Sea North Tours — Churchill Beluga Whale Zodiac & Kayak
Guided TourManitoba
Sea North Tours has over 30 years of experience on the Churchill River and Hudson Bay and is the only Churchill whale-watching company built from the start around beluga whale safety — using prop-free Jet Drive engines and Prop Guards® to protect whales from injury. Their Zodiac excursions bring guests within metres of pods of curious beluga whales, while tandem kayaking tours (one paddles, one photographs) provide the ultimate close-range photography platform. The company is specifically recognised among wildlife photographers for the quality of beluga action shots achievable from their kayak programme. Churchill's 3,000+ beluga summer congregation is the most accessible white whale aggregation in North America. Summer visits also offer polar bears on the shoreline and exceptional wading-bird and shorebird photography on the tundra edges east of town.
Sea Watch Tours — Bay of Fundy Whale Watching, Campobello Island
Guided TourNew Brunswick
Sea Watch Tours operates from Campobello Island — Roosevelt's "beloved island" — at the entrance to Passamaquoddy Bay, one of the Bay of Fundy's most productive whale feeding areas. The operator specialises in whale, puffin, and coastal wildlife tours with knowledgeable local crews who have accumulated decades of sighting data in these waters. The inner Bay of Fundy zone here regularly yields humpback, fin, and minke whale encounters, with the tidal dynamics concentrating prey aggregations that attract whales into photographic range.

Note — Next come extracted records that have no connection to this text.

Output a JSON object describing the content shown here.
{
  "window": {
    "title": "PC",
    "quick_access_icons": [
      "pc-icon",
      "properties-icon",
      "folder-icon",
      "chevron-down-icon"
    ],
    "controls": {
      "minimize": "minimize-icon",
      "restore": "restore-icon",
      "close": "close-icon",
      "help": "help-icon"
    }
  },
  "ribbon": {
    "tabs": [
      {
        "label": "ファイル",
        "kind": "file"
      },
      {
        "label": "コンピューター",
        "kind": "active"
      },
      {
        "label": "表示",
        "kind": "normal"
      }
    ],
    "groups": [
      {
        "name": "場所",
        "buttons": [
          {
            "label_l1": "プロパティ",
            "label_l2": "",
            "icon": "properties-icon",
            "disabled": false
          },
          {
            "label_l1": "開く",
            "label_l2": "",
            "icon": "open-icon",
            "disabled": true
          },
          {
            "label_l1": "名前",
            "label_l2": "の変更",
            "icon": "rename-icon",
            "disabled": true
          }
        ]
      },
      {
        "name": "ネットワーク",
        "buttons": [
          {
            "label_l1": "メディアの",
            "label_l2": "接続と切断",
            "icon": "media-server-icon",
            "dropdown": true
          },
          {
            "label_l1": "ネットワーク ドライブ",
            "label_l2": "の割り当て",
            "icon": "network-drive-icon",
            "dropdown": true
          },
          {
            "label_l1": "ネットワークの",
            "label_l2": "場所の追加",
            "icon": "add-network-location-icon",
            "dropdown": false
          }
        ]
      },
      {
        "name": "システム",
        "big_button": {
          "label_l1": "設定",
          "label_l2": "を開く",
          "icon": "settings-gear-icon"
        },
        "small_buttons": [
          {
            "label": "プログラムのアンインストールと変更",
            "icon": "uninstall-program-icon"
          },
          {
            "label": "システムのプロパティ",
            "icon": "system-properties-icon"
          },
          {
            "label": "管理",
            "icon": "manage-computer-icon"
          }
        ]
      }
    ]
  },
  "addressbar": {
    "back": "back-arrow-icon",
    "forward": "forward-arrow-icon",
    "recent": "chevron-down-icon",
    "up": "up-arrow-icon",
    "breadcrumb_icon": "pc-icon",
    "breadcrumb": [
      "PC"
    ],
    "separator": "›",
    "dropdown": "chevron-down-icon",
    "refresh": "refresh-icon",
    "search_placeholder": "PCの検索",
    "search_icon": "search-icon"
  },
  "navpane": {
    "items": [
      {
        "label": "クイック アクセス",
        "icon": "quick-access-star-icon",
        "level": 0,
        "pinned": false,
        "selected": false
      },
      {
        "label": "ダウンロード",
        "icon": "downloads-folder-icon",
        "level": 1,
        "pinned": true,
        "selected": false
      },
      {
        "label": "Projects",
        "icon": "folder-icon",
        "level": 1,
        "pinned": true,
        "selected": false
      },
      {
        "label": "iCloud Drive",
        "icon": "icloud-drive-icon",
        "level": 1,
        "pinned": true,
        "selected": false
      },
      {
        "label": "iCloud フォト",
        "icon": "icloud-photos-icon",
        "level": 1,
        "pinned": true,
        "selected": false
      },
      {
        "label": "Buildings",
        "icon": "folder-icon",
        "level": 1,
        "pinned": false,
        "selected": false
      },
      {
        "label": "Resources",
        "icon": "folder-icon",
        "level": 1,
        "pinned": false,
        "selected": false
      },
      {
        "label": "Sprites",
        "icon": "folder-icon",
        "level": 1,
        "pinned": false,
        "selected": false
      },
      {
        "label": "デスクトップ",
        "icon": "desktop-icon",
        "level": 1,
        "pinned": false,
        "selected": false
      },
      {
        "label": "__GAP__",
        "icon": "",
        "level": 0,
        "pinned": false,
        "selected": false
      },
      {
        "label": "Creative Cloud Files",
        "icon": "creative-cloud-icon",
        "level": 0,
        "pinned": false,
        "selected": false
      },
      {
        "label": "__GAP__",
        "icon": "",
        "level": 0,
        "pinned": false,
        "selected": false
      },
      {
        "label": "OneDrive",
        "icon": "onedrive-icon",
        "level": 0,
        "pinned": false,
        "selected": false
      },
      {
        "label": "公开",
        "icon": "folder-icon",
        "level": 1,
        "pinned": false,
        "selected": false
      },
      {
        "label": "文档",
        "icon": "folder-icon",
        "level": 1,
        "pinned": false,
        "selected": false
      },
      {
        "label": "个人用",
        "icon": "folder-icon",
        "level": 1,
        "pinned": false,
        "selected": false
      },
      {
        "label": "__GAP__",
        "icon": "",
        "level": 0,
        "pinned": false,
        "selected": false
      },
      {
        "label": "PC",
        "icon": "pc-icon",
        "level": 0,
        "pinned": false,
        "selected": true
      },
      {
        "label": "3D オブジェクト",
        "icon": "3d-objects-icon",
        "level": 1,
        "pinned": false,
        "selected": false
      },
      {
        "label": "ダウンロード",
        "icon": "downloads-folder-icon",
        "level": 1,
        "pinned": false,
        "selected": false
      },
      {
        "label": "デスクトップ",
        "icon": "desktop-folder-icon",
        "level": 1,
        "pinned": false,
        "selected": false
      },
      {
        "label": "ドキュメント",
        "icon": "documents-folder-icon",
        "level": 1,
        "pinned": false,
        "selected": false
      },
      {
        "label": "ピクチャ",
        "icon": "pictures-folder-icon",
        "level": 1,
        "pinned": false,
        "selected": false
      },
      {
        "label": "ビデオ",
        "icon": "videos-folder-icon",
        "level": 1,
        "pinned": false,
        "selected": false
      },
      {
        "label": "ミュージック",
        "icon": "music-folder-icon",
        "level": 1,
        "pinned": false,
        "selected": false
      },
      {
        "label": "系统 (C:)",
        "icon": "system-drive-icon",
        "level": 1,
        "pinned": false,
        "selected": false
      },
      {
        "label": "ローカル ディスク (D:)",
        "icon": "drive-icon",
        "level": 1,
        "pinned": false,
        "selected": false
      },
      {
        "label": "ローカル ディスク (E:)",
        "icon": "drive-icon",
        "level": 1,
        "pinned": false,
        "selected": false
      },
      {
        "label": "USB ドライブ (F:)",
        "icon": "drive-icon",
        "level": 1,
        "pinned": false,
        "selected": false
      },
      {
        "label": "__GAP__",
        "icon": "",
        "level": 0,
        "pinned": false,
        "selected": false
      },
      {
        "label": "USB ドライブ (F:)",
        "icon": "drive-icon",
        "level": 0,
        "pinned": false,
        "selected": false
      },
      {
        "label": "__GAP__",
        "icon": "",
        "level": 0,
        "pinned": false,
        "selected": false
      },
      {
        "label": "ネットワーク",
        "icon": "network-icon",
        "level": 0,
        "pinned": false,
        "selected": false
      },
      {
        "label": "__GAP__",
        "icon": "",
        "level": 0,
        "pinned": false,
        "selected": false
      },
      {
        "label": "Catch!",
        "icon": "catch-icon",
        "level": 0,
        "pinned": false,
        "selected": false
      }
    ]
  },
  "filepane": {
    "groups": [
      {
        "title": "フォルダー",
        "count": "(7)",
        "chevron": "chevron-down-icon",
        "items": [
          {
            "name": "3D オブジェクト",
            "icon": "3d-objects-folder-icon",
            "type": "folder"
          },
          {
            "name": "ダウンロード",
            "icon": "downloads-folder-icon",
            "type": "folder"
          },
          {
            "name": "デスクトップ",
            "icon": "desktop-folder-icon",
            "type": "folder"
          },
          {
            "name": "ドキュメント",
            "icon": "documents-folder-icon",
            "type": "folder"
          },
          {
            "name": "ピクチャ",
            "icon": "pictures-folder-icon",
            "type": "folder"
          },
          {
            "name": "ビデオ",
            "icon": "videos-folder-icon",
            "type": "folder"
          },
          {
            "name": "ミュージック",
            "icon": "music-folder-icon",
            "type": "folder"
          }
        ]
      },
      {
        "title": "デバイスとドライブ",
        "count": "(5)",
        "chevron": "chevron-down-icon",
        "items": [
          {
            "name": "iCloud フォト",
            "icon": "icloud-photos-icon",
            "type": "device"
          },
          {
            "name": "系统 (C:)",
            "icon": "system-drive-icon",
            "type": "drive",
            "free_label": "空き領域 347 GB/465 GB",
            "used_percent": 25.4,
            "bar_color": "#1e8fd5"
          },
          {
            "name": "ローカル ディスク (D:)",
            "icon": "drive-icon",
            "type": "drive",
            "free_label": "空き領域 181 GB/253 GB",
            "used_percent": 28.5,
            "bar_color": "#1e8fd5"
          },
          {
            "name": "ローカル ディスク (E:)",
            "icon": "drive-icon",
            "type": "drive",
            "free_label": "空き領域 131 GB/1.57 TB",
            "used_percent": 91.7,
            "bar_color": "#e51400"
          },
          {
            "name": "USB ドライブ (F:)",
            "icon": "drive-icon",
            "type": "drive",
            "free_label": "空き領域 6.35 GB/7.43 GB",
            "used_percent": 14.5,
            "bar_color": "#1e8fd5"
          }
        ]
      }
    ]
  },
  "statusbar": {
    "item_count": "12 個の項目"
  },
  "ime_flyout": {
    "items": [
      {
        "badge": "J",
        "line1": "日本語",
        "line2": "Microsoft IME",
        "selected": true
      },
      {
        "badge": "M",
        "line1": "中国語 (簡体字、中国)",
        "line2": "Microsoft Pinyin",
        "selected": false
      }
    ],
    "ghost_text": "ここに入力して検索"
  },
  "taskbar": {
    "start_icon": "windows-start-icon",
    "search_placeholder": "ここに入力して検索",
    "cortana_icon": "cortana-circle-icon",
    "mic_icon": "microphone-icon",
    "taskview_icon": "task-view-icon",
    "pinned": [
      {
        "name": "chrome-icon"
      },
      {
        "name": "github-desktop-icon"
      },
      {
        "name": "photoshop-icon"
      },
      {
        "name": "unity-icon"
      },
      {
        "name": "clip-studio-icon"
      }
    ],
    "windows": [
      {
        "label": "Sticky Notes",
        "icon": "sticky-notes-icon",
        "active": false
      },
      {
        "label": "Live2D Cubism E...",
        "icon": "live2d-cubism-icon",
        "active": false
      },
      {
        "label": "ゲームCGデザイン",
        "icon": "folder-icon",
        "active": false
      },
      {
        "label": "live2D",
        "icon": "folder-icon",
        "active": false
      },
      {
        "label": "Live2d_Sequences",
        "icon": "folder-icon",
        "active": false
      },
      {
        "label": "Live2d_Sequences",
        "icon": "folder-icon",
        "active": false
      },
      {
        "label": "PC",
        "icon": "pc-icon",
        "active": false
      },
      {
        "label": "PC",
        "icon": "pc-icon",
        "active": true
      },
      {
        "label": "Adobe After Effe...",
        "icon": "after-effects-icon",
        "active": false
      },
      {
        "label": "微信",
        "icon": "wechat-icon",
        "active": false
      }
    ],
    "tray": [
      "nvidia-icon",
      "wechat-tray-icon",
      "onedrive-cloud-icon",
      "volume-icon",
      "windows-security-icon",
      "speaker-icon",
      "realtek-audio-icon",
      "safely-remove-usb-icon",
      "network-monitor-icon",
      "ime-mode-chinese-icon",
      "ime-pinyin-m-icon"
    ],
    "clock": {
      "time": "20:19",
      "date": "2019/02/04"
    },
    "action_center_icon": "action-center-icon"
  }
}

Occasional North Atlantic right whale sightings (the rarest large whale) add exceptional value to autumn departures. The scenic backdrop of Campobello and Grand Manan islands provides context for landscape–wildlife composite imagery. Campobello is accessible by road bridge from Lubec, Maine, or by ferry from Deer Island, making logistics straightforward.
Sea Watch Tours — Grand Manan, New Brunswick
Guided TourNew Brunswick — Grand Manan Island, Bay of Fundy
New Brunswick's Grand Manan Island sits in the nutrient-rich Bay of Fundy — the world's highest-tidal-range bay — where up to 12 whale species are regularly recorded. Sea Watch Tours, operating since 1969 as New Brunswick's longest-running eco-tour, offers daily whale-watching departures with a guaranteed whale sightings policy (free return trip if no whales seen). The endangered North Atlantic right whale (fewer than 350 individuals remaining) appears from mid-August to October, making Grand Manan one of the very few accessible places on Earth to photograph this species. Humpbacks arrive in August; fin whales are summer residents. Grand Manan also supports puffin colonies on offshore rocks. A historically rooted, conservation-focused operation with deep knowledge of Bay of Fundy cetacean behaviour.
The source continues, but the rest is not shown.